|
|
|
|
P3 + DDR Performance Analysis
|
Tuesday, October 24, 2000
P3+DDR Performance Analysis
VIA’s Apollo Pro266 DDR Chip Set
Introduction
The industry’s spotlight is shining on DDR in a big way. With a 12-month legacy of unqualified success in the high-end graphics market, users and manufacturers alike are expecting DDR main memory to be a very popular item. In contrast, RDRAM related platforms have been marred by 12 months of technical troubles, high prices, recalls, questionable performance and weak demand.
In this article, we will take a close look under the hood at VIA’s newest offering, the Apollo Pro266 DDR chip set for the Pentium3. This chip set is likely to become the biggest seller for DDR among P6 based platforms.
The very positive popular sentiment for DDR is reflected in a poll taken several months ago at www.AnandTech.com in the wake of a pair of controversial DRAM related articles published there last summer.
This poll does not pretend to be a random sample indicator of public opinion. Instead, it is a sample of the opinions of a group of well-educated enthusiasts. The poll seems to indicate that users are pre-sold on DDR as the next standard. Since this poll was taken, the tide has turned even farther away from RDRAM with a final one-two punch from Intel - admitting that the 815 outperforms the 820, and more importantly, Craig Barrett publicly confessing that Intel’s RDRAM strategy was a mistake.

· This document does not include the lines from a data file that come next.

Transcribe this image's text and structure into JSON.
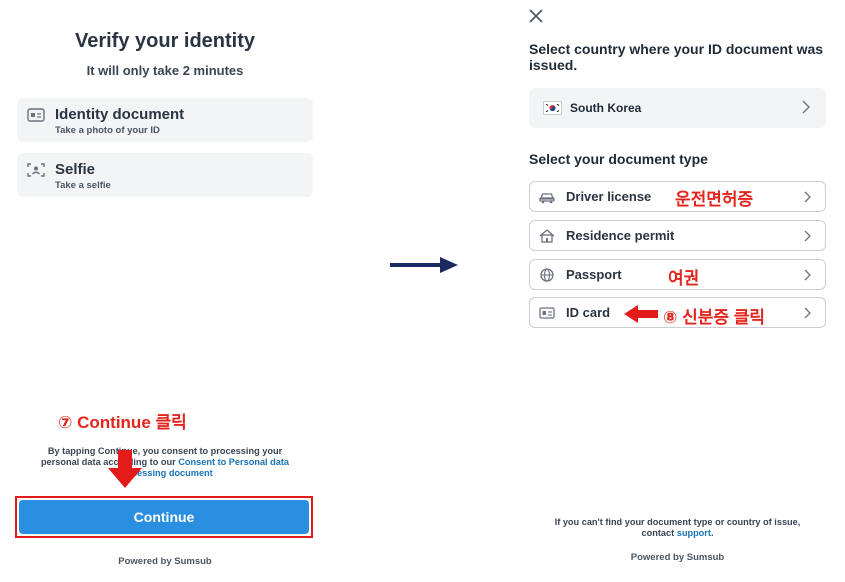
{
  "left": {
    "title": "Verify your identity",
    "subtitle": "It will only take 2 minutes",
    "options": [
      {
        "title": "Identity document",
        "subtitle": "Take a photo of your ID",
        "icon": "id-card-icon"
      },
      {
        "title": "Selfie",
        "subtitle": "Take a selfie",
        "icon": "face-scan-icon"
      }
    ],
    "annotation": "⑦ Continue 클릭",
    "consent": {
      "line1": "By tapping Continue, you consent to processing your",
      "line2_prefix": "personal data according to our ",
      "line2_link": "Consent to Personal data",
      "line3_link": "processing document"
    },
    "continue_label": "Continue",
    "powered_by": "Powered by Sumsub"
  },
  "right": {
    "heading": "Select country where your ID document was issued.",
    "country": {
      "name": "South Korea",
      "flag": "south-korea-flag"
    },
    "doc_heading": "Select your document type",
    "documents": [
      {
        "label": "Driver license",
        "icon": "car-icon",
        "note": "운전면허증"
      },
      {
        "label": "Residence permit",
        "icon": "house-icon",
        "note": ""
      },
      {
        "label": "Passport",
        "icon": "globe-icon",
        "note": "여권"
      },
      {
        "label": "ID card",
        "icon": "id-card-icon",
        "note": "⑧ 신분증 클릭"
      }
    ],
    "footer": {
      "line1": "If you can't find your document type or country of issue,",
      "line2_prefix": "contact ",
      "link": "support",
      "line2_suffix": "."
    },
    "powered_by": "Powered by Sumsub"
  },
  "colors": {
    "accent": "#2a8fe0",
    "annotation": "#e3251e",
    "link": "#1a73b8",
    "arrow": "#1b2a5e"
  }
}
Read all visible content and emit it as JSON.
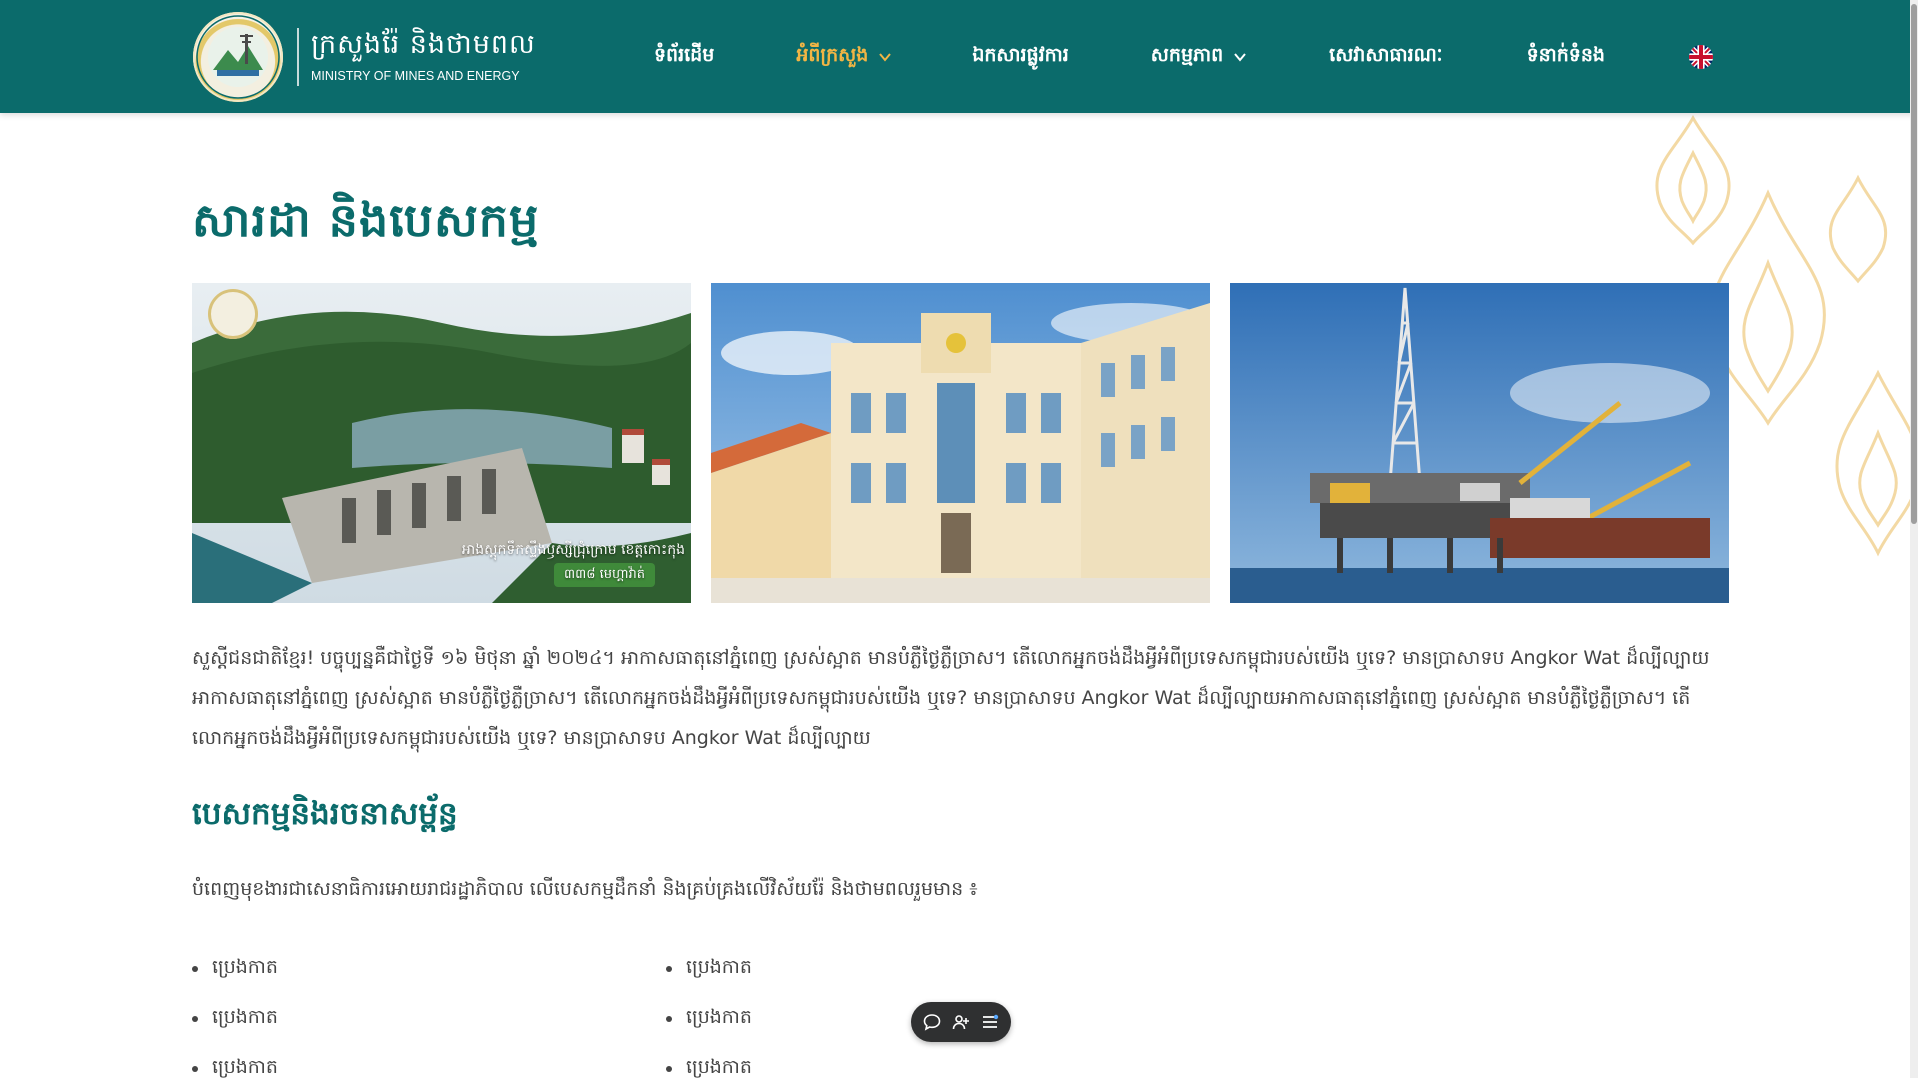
{
  "header": {
    "logo_kh": "ក្រសួងរ៉ែ និងថាមពល",
    "logo_en": "MINISTRY OF MINES AND ENERGY",
    "nav": [
      {
        "label": "ទំព័រដើម",
        "has_dropdown": false,
        "active": false
      },
      {
        "label": "អំពីក្រសួង",
        "has_dropdown": true,
        "active": true
      },
      {
        "label": "ឯកសារផ្លូវការ",
        "has_dropdown": false,
        "active": false
      },
      {
        "label": "សកម្មភាព",
        "has_dropdown": true,
        "active": false
      },
      {
        "label": "សេវាសាធារណៈ",
        "has_dropdown": false,
        "active": false
      },
      {
        "label": "ទំនាក់ទំនង",
        "has_dropdown": false,
        "active": false
      }
    ],
    "language_icon": "uk-flag-icon"
  },
  "main": {
    "title": "សារដា និងបេសកម្ម",
    "images": [
      {
        "name": "dam-image",
        "caption": "អាងស្តុកទឹកស្ទឹងឫស្សីជ្រុំក្រោម ខេត្តកោះកុង",
        "caption_sub": "៣៣៨ មេហ្គាវ៉ាត់"
      },
      {
        "name": "ministry-building-image"
      },
      {
        "name": "oil-rig-image"
      }
    ],
    "intro": "សួស្តីជនជាតិខ្មែរ! បច្ចុប្បន្នគឺជាថ្ងៃទី ១៦ មិថុនា ឆ្នាំ ២០២៤។ អាកាសធាតុនៅភ្នំពេញ ស្រស់ស្អាត មានបំភ្លឺថ្ងៃភ្លឺច្រាស។ តើលោកអ្នកចង់ដឹងអ្វីអំពីប្រទេសកម្ពុជារបស់យើង ឬទេ? មានប្រាសាទប Angkor Wat ដ៏ល្បីល្បាយ អាកាសធាតុនៅភ្នំពេញ ស្រស់ស្អាត មានបំភ្លឺថ្ងៃភ្លឺច្រាស។ តើលោកអ្នកចង់ដឹងអ្វីអំពីប្រទេសកម្ពុជារបស់យើង ឬទេ? មានប្រាសាទប Angkor Wat ដ៏ល្បីល្បាយអាកាសធាតុនៅភ្នំពេញ ស្រស់ស្អាត មានបំភ្លឺថ្ងៃភ្លឺច្រាស។ តើលោកអ្នកចង់ដឹងអ្វីអំពីប្រទេសកម្ពុជារបស់យើង ឬទេ? មានប្រាសាទប Angkor Wat ដ៏ល្បីល្បាយ",
    "section_title": "បេសកម្មនិងរចនាសម្ព័ន្ធ",
    "section_desc": "បំពេញមុខងារជាសេនាធិការអោយរាជរដ្ឋាភិបាល លើបេសកម្មដឹកនាំ និងគ្រប់គ្រងលើវិស័យរ៉ែ និងថាមពលរួមមាន ៖",
    "list_items": [
      "ប្រេងកាត",
      "ប្រេងកាត",
      "ប្រេងកាត",
      "ប្រេងកាត",
      "ប្រេងកាត",
      "ប្រេងកាត"
    ]
  },
  "toolbar": {
    "icons": [
      "chat-icon",
      "add-user-icon",
      "menu-list-icon"
    ]
  },
  "colors": {
    "header_bg": "#0b6b6b",
    "accent": "#f2b544",
    "title": "#0b6b6b"
  }
}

The promoters of DDR could not hope for a better environment in which to launch their new DDR chip sets and platforms. We expect many new announcements over the coming months, and VIA will be a leader among them with Pentium3 and Athlon DDR chip sets that follow in the footsteps of their currently very successful PC133 designs.
Next year, P3 platforms will undergo a significant transition. As the performance markets are left to Willamette and Athlon, the P3 is beginning its downward migration into the mainstream. To take best advantage of this transition, OEMs must plan to consolidate formerly diverse P6 platforms and prepare to take a leadership role in a much more cost sensitive market. In concert with an appropriate cost reduction strategy, OEMs must deliver the performance and feature set enhancements demanded by the market.
Making the right platform decision at this juncture is critical. No manufacturer can afford to repeat any past mistakes by undershooting or overshooting the target.
The availability of VIA’s Apollo Pro266 defines the market window for DDR SDRAM on P6 platforms. It will be followed closely by VIA’s Athlon KT266 DDR that should begin sampling in November. An advance peak at VIA’s roadmap for DDR reveals new chip sets for P3 and Athlon, pin compatible versions with SMA graphics, as well as notebook solutions.
DDR is performance optimized for the near term and cost optimized for the long term. It delivers an immediate boost in raw performance for the enthusiast, it will make SMA graphics performance acceptable for the mainstream, and it will offer power consumption advantages for portable.
Though DDR will carry a small cost premium initially, it is expected to achieve price parity with PC133 sometime in the year 2001. In that timeframe, all DRAM manufacturers will have switched DRAM wafer production to a single DRAM IC design that can be used to manufacture both SDRAM and DDR. As this is accomplished, DDR and SDR will have exactly the same die size and manufacturing cost. When price parity is achieved, even value PC buyers will demand a transition to this new, higher performance technology.
DDR Performance
To evaluate performance, we compared VIA’s Pro266 reference platforms vs. Intel’s i815EA and a major manufacturer’s 820 based motherboard. All systems were configured with a 933MHz processor, 256MB of DRAM, an ATA100 HD and GeForce2 DDR accelerator. All SDRAM based systems were specifically configured at CAS Latency 3 in order to concentrate the comparison on bandwidth differences, rather than to over-emphasize the inherent latency advantage of SDRAM vs. RDRAM.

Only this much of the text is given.